Bringing Mobile Broadband to Rural Americans | Commentary

In 2012, Congress passed the Middle Class Tax Relief and Job Creation Act of 2012. One of its key goals was to ensure that American consumers get access to the spectrum they need. As the Federal Communications Commission finalizes its design for the Incentive Auction that will buy back 600 megahertz spectrum from broadcasters in order to sell it to providers of mobile broadband, members of Congress continue to express intense interest in the auction. Recent letters from both sides of the aisle encourage the FCC to conduct an auction equally open to all participants.

As currently proposed, the rules that will be voted at the FCC’s May 15 meeting would not allow equal participation in the auction for all willing bidders. In the hope of bringing more competitors to rural America, Chairman Tom Wheeler would hold back considerable spectrum from AT&T and Verizon — who already serve rural areas with LTE, the newest mobile broadband technology — so that others, in particular Sprint and T-Mobile, could buy spectrum below its full market value.

While Wheeler’s desire for seeing the benefits of wireless competition extend to rural America is laudable, the auction’s design is unlikely to achieve that goal.

The role of spectrum auctions, which have been markedly successful since they were introduced in the 1990s, has been to place spectrum in the hands of those who value it most highly. This has led to a rapid deployment and diffusion of wireless telephony throughout the country, including rural America. Wireless coverage is universal and competition nearly so: 99.9 percent of all Americans have wireless coverage and 93 percent currently have access to four or more wireless carriers. This widespread proliferation provides a compelling prima facie case that unfettered auctions in the past have done a good job of disseminating wireless services throughout the country.

Moreover, given the reality of carriers’ nationwide pricing plans, the prices paid by rural customers are the same as those paid in urban areas; so the benefits of competition are surely flowing to rural areas even where there are fewer competitors.

More to the point, it is far from clear that the two “smaller” (they are actually quite big in absolute terms) companies that the FCC’s approach would favor will actually invest to bring mobile broadband to rural areas, while the companies that are disfavored by the regulatory process have already done so.

The reason is simple.
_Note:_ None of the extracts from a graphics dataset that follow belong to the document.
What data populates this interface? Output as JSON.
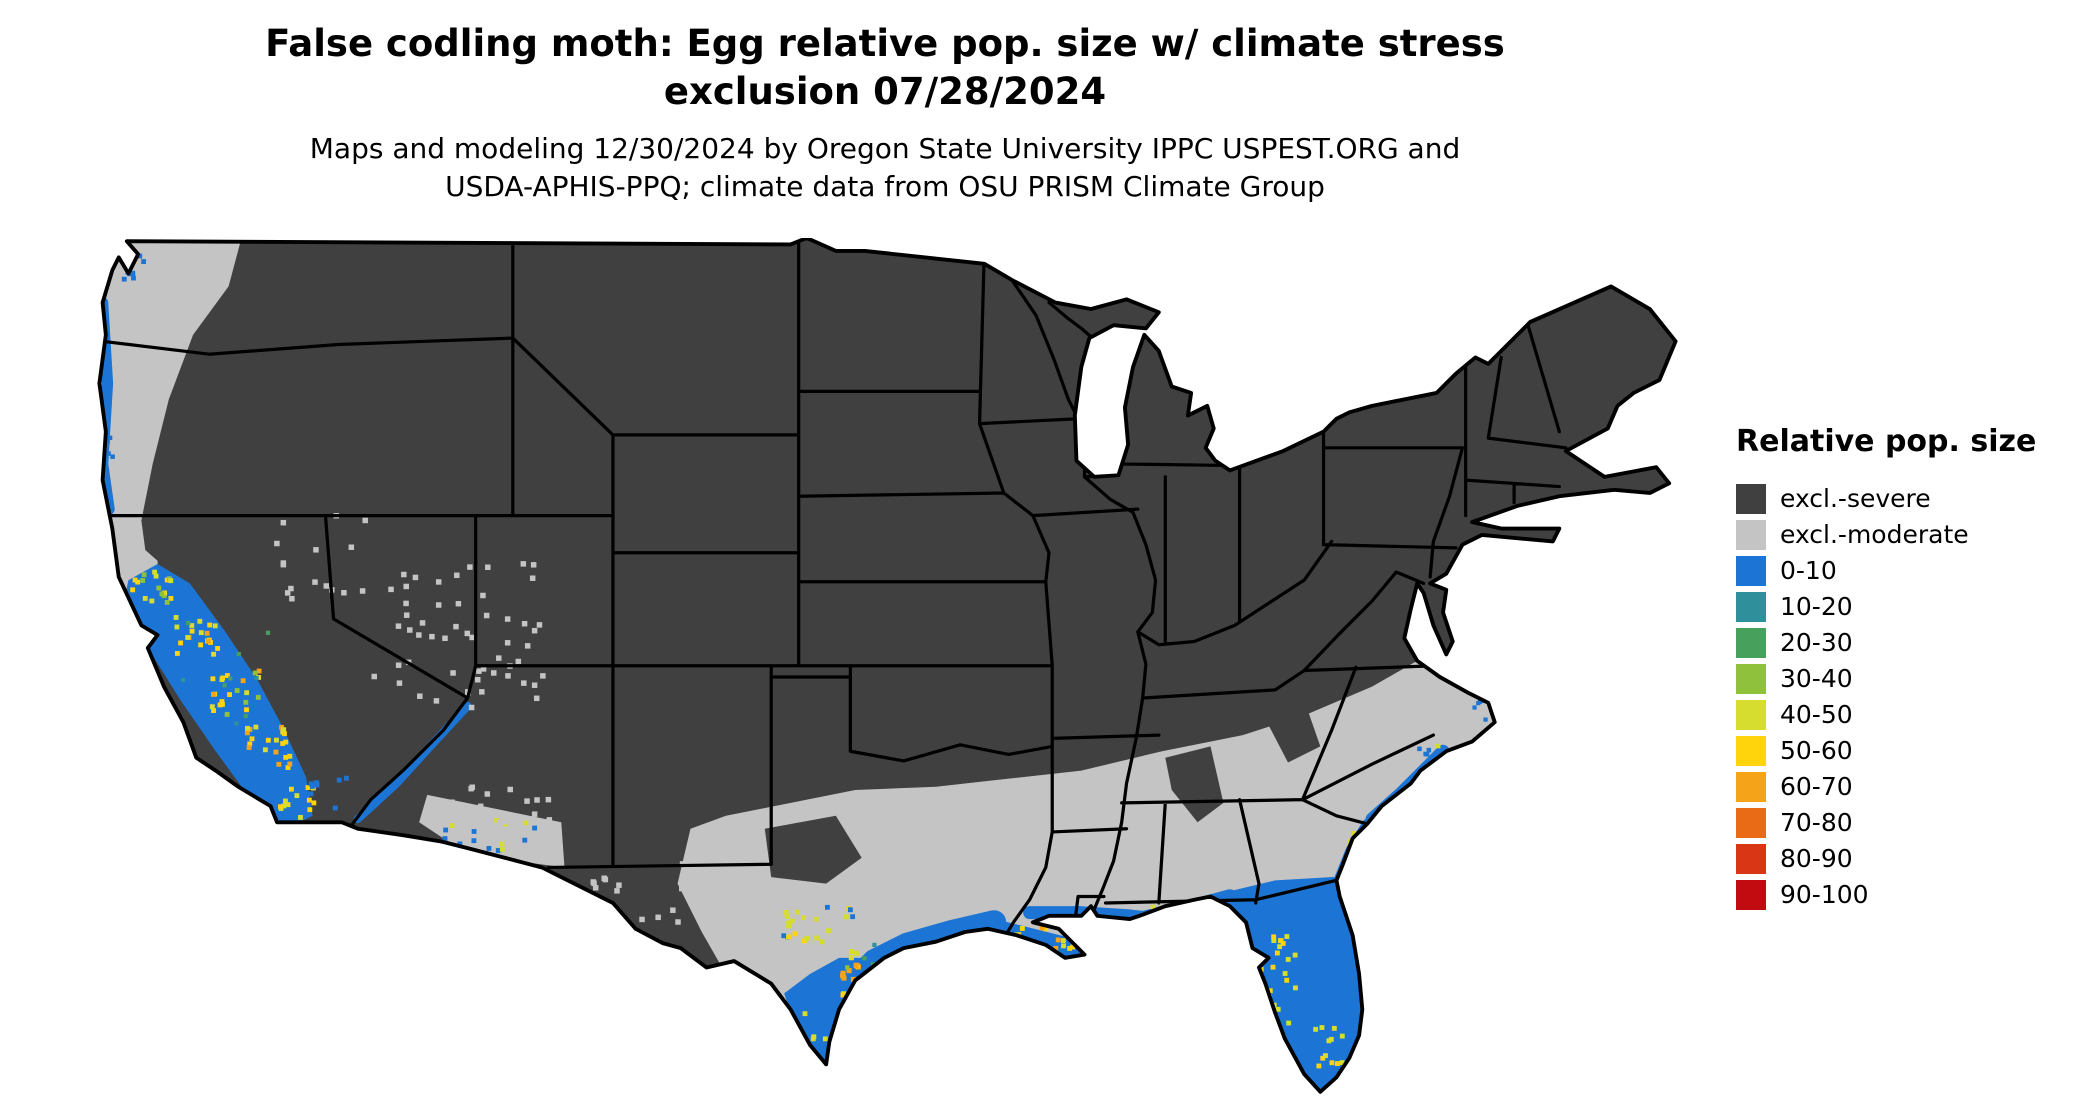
{
  "title": {
    "line1": "False codling moth: Egg relative pop. size w/ climate stress",
    "line2": "exclusion 07/28/2024"
  },
  "subtitle": {
    "line1": "Maps and modeling 12/30/2024 by Oregon State University IPPC USPEST.ORG and",
    "line2": "USDA-APHIS-PPQ; climate data from OSU PRISM Climate Group"
  },
  "legend": {
    "title": "Relative pop. size",
    "items": [
      {
        "label": "excl.-severe",
        "color": "#404040"
      },
      {
        "label": "excl.-moderate",
        "color": "#c4c4c4"
      },
      {
        "label": "0-10",
        "color": "#1c75d4"
      },
      {
        "label": "10-20",
        "color": "#2f8f9b"
      },
      {
        "label": "20-30",
        "color": "#47a15c"
      },
      {
        "label": "30-40",
        "color": "#8fc13d"
      },
      {
        "label": "40-50",
        "color": "#d6dd2e"
      },
      {
        "label": "50-60",
        "color": "#ffd40d"
      },
      {
        "label": "60-70",
        "color": "#f5a318"
      },
      {
        "label": "70-80",
        "color": "#e96b15"
      },
      {
        "label": "80-90",
        "color": "#d93615"
      },
      {
        "label": "90-100",
        "color": "#c20a11"
      }
    ]
  }
}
While the propagation characteristics of 600 MHz spectrum may help to reduce the cost per square mile of serving rural areas, it cannot increase revenue per square mile in rural areas. The revenue potential is massively higher in densely populated areas than in remote areas.
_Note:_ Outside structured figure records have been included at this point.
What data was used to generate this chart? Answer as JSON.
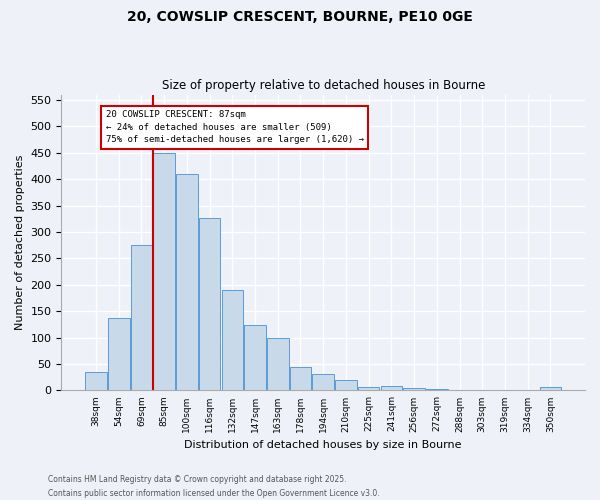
{
  "title1": "20, COWSLIP CRESCENT, BOURNE, PE10 0GE",
  "title2": "Size of property relative to detached houses in Bourne",
  "xlabel": "Distribution of detached houses by size in Bourne",
  "ylabel": "Number of detached properties",
  "categories": [
    "38sqm",
    "54sqm",
    "69sqm",
    "85sqm",
    "100sqm",
    "116sqm",
    "132sqm",
    "147sqm",
    "163sqm",
    "178sqm",
    "194sqm",
    "210sqm",
    "225sqm",
    "241sqm",
    "256sqm",
    "272sqm",
    "288sqm",
    "303sqm",
    "319sqm",
    "334sqm",
    "350sqm"
  ],
  "values": [
    35,
    137,
    275,
    450,
    410,
    327,
    191,
    124,
    100,
    45,
    31,
    19,
    7,
    8,
    5,
    3,
    0,
    0,
    0,
    0,
    6
  ],
  "bar_color": "#c8daea",
  "bar_edge_color": "#5b9bd5",
  "vline_index": 3,
  "vline_color": "#cc0000",
  "annotation_text": "20 COWSLIP CRESCENT: 87sqm\n← 24% of detached houses are smaller (509)\n75% of semi-detached houses are larger (1,620) →",
  "annotation_box_color": "#cc0000",
  "annotation_text_color": "#000000",
  "ylim": [
    0,
    560
  ],
  "yticks": [
    0,
    50,
    100,
    150,
    200,
    250,
    300,
    350,
    400,
    450,
    500,
    550
  ],
  "footer1": "Contains HM Land Registry data © Crown copyright and database right 2025.",
  "footer2": "Contains public sector information licensed under the Open Government Licence v3.0.",
  "bg_color": "#eef2f8"
}
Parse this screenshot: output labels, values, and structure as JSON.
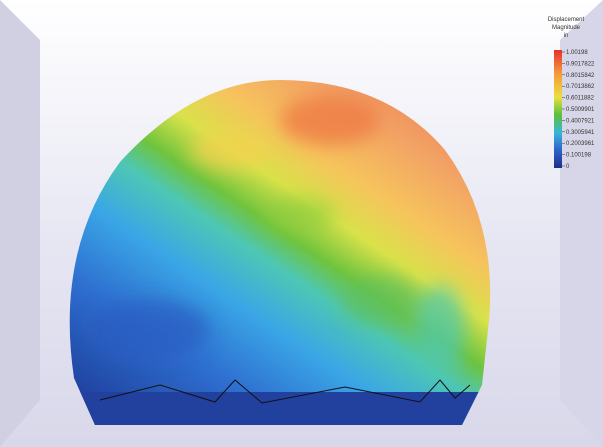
{
  "legend": {
    "title": "Displacement",
    "subtitle": "Magnitude",
    "unit": "in",
    "labels": [
      "1.00198",
      "0.9017822",
      "0.8015842",
      "0.7013862",
      "0.6011882",
      "0.5009901",
      "0.4007921",
      "0.3005941",
      "0.2003961",
      "0.100198",
      "0"
    ]
  }
}
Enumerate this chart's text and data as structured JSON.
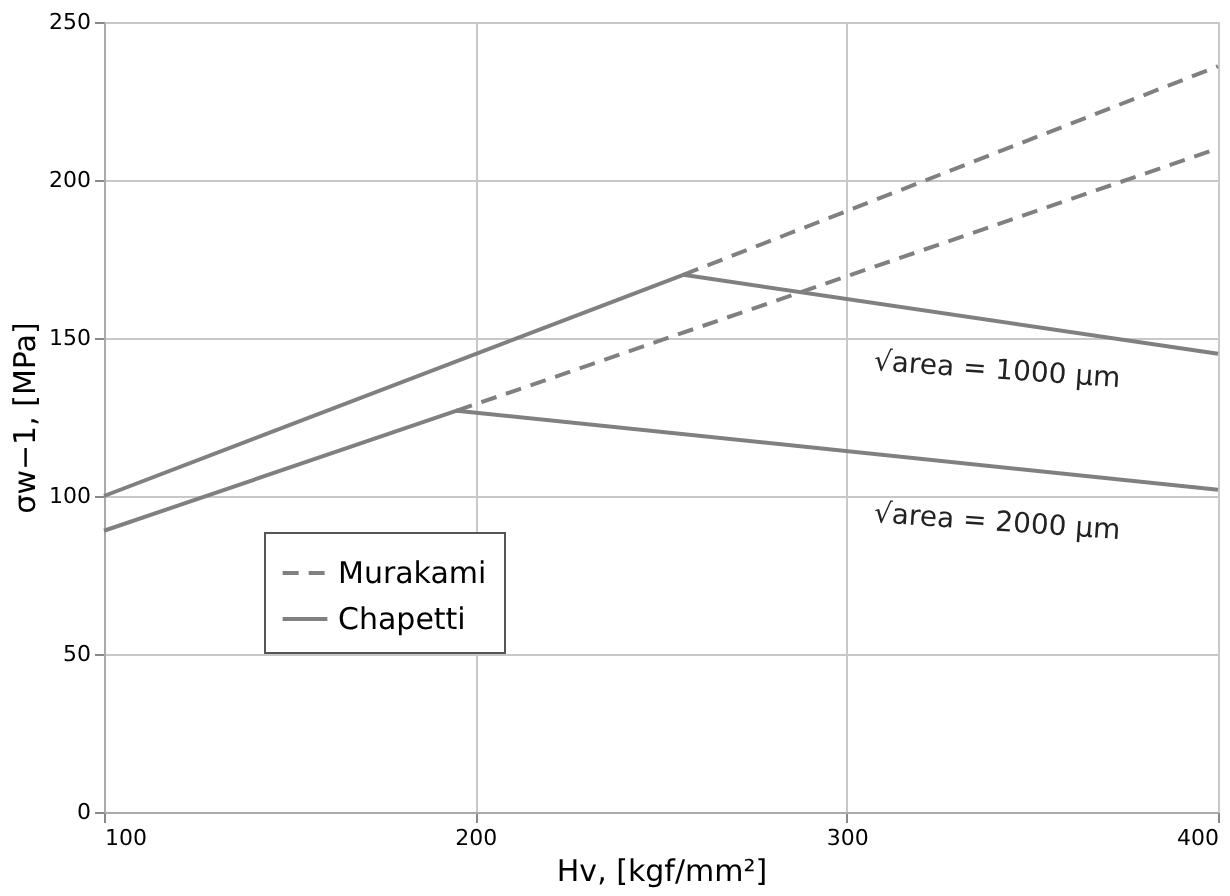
{
  "chart_data": {
    "type": "line",
    "xlabel": "Hv, [kgf/mm²]",
    "ylabel": "σw−1, [MPa]",
    "xlim": [
      100,
      400
    ],
    "xticks": [
      100,
      200,
      300,
      400
    ],
    "ylim": [
      0,
      250
    ],
    "yticks": [
      0,
      50,
      100,
      150,
      200,
      250
    ],
    "grid": true,
    "legend": "bottom left",
    "marker": "none",
    "series": [
      {
        "name": "Murakami",
        "color": "#808080",
        "line_style": "dashed",
        "x": [
          256,
          400
        ],
        "values": [
          170,
          236
        ]
      },
      {
        "color": "#808080",
        "line_style": "dashed",
        "x": [
          195,
          400
        ],
        "values": [
          127,
          210
        ]
      },
      {
        "name": "Chapetti",
        "color": "#808080",
        "line_style": "solid",
        "x": [
          100,
          256,
          400
        ],
        "values": [
          100,
          170,
          145
        ]
      },
      {
        "color": "#808080",
        "line_style": "solid",
        "x": [
          100,
          195,
          400
        ],
        "values": [
          89,
          127,
          102
        ]
      }
    ],
    "annotations": [
      "√area = 1000 μm",
      "√area = 2000 μm"
    ]
  }
}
The annual revenue realized per square mile in urban areas, where 250 million Americans live on 16 percent of this country’s landmass, is $248 thousand per square mile. The revenue realized in the rest of the U.S., where 60 million Americans live on 84 percent of our land mass is $12 thousand per square mile. At the extreme, in the most sparsely settled area where half a million people are dispersed over 25 percent of our landmass, the revenue potential is $262 per square mile.

The fact that not many customers exist in rural areas to buy service drastically shifts the profit calculus for firms as they bid for spectrum. The lack of revenue in rural areas cannot be cured, no matter what spectrum is used. The result is that attempts to provide cheap spectrum to favored competitors under the assumption that they will compete for rural customers is likely to backfire.

The market is overwhelming stacked toward urban markets, as is clear from Sprint and T-Mobile’s commitment to Wall Street to bring LTE to 250 million people, the urban areas in which 80 percent of U.S. wireless revenue can be accessed over 0.6 million square miles. In contrast, AT&T and Verizon have committed to cover 300 million Americans with LTE, as they already do with voice, over their own networks. Their networks have to cover 1.7 million square miles — three times the landmass — to reach those additional 50 million Americans.

AT&T and Verizon have already brought mobile broadband to rural America, but they need more spectrum because rural Americans — like their urban peers — want more and more bandwidth. By limiting the additional low-band spectrum their serving carriers can buy, the FCC is more likely to harm than help rural consumers. The current auction design assures that those willing to serve rural America will lack capacity, while those who will be given capacity have indicated no willingness to serve.

John W. Mayo is a professor of economics, business and public policy at Georgetown University and executive director of the Georgetown Center for Business and Public Policy. Anna-Maria Kovacs is a visiting senior policy scholar at the Georgetown Center for Business and Public Policy.